One can see a significant speedup with .apply().

By default, parallelization is conducted with thread backend, i.e. multi-threading. It also supports process backend by setting .apply(..., backend='process').

When to choose process or thread backend?

It depends on how your func in .apply(func) look like, here are some tips:

  • First, if you want func to modify elements inplace, the you can only use thread backend. With process backend you can only rely on the return values of .map(), the modification happens inside func is lost.

  • Second, follow what people often suggests: IO-bound func uses thread, CPU-bound func uses process.

  • Last, ignore the second rule and what people told you. Test it by yourself and use whatever faster.

Use map_batch() to overlap CPU & GPU computation#

As I said, map() / map_batch() has its own charm: it returns an iterator (of batch) where the partial result is immediately available, regardless if your function is still running. One can leverage this feature to speedup computation, especially when working with a CPU-GPU pipeline.

Let’s see an example, say we have a DocumentArray with 1024 Documents, assuming we can run a CPU job for a 16-Document batch in 1 second/core; and we can run a GPU job for a 16-Document batch in 2 second/core. Say we have 4 CPU core and 1 GPU core as the total resources.

Question: how long will it take to process 1024 Documents?

import time

from docarray import DocumentArray

da = DocumentArray.empty(1024)


def cpu_job(da):
    print(f'cpu on {len(da)} docs')
    time.sleep(1)
    return da


def gpu_job(da):
    print(f'GPU on {len(da)} docs')
    time.sleep(2)

Before jump to the code, lets first whiteboard it, do a simple math:

CPU time: 1024/16/4 * 1s = 16s
GPU time: 1024/16 * 2s   = 128s
Total time: 16s + 128s   = 144s   

So 144s, right? Yes, if we implement with apply(), it is around 144s.

However, we can do better. What if we overlap the computation of CPU and GPU? The whole procedure is anyway GPU bounded. If we can make sure GPU works on every batch right away when it is ready from CPU, rather than waits until all batches are ready from CPU, then we can save a lot of time. To be precise, we could do it in 129s.

Why 129s? Why not 128s

Btw, if you immedidately know the answer you should send your CV to us.

Because the very first batch must be done by the CPU first, this is inevitible, which makes the 1 second non-overlapping. The rest of the time will be overlapped and dominated by GPU’s 128s. Hence, 1s + 128s = 129s.

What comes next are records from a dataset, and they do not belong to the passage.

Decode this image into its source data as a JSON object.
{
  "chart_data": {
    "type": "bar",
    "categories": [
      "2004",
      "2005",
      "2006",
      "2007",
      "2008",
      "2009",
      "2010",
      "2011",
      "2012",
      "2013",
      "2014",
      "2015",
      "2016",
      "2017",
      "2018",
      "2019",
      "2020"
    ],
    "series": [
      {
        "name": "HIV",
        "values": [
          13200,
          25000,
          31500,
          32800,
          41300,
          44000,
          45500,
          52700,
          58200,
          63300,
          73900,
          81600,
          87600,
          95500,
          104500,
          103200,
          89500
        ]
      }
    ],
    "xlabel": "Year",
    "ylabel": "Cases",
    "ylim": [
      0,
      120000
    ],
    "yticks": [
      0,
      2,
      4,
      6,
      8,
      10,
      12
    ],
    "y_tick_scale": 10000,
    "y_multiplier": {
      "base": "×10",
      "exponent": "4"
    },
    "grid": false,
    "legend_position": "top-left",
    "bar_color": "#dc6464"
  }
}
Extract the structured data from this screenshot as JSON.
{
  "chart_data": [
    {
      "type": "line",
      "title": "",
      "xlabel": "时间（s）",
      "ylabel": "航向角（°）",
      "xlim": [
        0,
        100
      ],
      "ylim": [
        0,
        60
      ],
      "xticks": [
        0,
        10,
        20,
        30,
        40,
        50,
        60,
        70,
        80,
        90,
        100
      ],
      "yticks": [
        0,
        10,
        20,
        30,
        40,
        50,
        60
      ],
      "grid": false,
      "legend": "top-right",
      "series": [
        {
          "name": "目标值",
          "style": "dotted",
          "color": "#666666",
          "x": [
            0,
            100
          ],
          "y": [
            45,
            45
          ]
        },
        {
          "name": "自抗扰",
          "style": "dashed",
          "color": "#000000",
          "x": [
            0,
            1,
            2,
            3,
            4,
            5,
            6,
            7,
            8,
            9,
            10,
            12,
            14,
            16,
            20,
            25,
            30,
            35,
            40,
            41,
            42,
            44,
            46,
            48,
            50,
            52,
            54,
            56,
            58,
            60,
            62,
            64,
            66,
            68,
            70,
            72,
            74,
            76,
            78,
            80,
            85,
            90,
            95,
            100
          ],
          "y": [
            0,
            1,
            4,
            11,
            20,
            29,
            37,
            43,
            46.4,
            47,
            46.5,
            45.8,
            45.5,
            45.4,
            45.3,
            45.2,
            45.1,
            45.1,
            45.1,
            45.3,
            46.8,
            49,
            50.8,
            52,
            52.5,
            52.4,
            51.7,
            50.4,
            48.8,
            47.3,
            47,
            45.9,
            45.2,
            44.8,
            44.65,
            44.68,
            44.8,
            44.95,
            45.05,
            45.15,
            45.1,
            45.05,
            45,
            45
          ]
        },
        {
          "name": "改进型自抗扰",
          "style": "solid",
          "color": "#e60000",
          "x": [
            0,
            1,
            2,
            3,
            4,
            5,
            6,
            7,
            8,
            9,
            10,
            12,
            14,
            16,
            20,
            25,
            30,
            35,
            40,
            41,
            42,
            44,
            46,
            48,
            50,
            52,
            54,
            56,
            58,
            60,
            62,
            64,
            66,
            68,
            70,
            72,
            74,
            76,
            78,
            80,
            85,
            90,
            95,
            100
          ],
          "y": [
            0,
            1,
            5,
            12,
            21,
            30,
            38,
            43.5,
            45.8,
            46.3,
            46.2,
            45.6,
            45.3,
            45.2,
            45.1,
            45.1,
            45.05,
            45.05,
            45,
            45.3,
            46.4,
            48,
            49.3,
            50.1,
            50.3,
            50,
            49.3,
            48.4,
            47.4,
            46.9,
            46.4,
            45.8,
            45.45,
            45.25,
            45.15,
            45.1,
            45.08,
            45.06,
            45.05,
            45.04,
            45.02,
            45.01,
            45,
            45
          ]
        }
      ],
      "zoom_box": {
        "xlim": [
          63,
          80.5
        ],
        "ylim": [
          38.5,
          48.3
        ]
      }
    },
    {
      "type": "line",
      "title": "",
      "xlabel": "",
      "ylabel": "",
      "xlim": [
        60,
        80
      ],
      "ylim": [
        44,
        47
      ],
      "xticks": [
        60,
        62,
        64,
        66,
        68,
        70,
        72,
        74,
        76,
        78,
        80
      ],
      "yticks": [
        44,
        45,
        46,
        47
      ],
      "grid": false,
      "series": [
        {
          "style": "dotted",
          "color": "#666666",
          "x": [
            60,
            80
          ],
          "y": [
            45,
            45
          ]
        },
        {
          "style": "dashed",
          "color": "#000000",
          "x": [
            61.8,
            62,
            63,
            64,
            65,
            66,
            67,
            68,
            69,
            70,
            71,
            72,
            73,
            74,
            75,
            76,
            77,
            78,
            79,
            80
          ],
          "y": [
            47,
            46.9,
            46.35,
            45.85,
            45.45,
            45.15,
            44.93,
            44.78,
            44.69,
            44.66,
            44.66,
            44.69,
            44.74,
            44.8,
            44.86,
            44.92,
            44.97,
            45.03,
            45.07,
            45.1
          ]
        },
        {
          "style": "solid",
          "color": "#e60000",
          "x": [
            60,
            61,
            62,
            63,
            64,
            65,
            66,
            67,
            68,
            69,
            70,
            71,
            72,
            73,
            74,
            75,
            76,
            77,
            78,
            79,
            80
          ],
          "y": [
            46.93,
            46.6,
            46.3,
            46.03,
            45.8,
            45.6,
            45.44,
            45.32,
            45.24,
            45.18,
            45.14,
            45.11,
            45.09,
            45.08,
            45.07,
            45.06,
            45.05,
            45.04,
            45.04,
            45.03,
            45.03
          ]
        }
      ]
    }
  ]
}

Okay, let’s program these two ways and validate our guess:

da.apply_batch(cpu_job, batch_size=16, num_worker=4)
for b in da.batch(batch_size=16):
    gpu_job(b)
for b in da.map_batch(cpu_job, batch_size=16, num_worker=4):
    gpu_job(b)

Which gives you,

apply: 144.476s
map: 129.326s

Hope this sheds the light on solving the data-draining/blocking problem when you use DocArray in a CPU-GPU pipeline.

Use map_batch() to overlap CPU and network time#

Such technique and mindset can be extended to other pipeline that has potential data-blocking issue. For example, in the implementation of push(), you will find code similar to below:

def gen():
    
    yield _head
    
    def _get_chunk(_batch):
        return b''.join(
            d._to_stream_bytes(protocol='protobuf', compress='gzip')
            for d in _batch
        ), len(_batch)

    for chunk, num_doc_in_chunk in self.map_batch(_get_chunk, batch_size=32):
        yield chunk
    yield _tail


response = requests.post(
    'https://api.hubble.jina.ai/v2/rpc/artifact.upload',
    data=gen(),
    headers=headers,
)

This overlaps the time of sending network request (IO-bounded) with the time of serializing DocumentArray (CPU-bounded) and hence improve the performance a lot.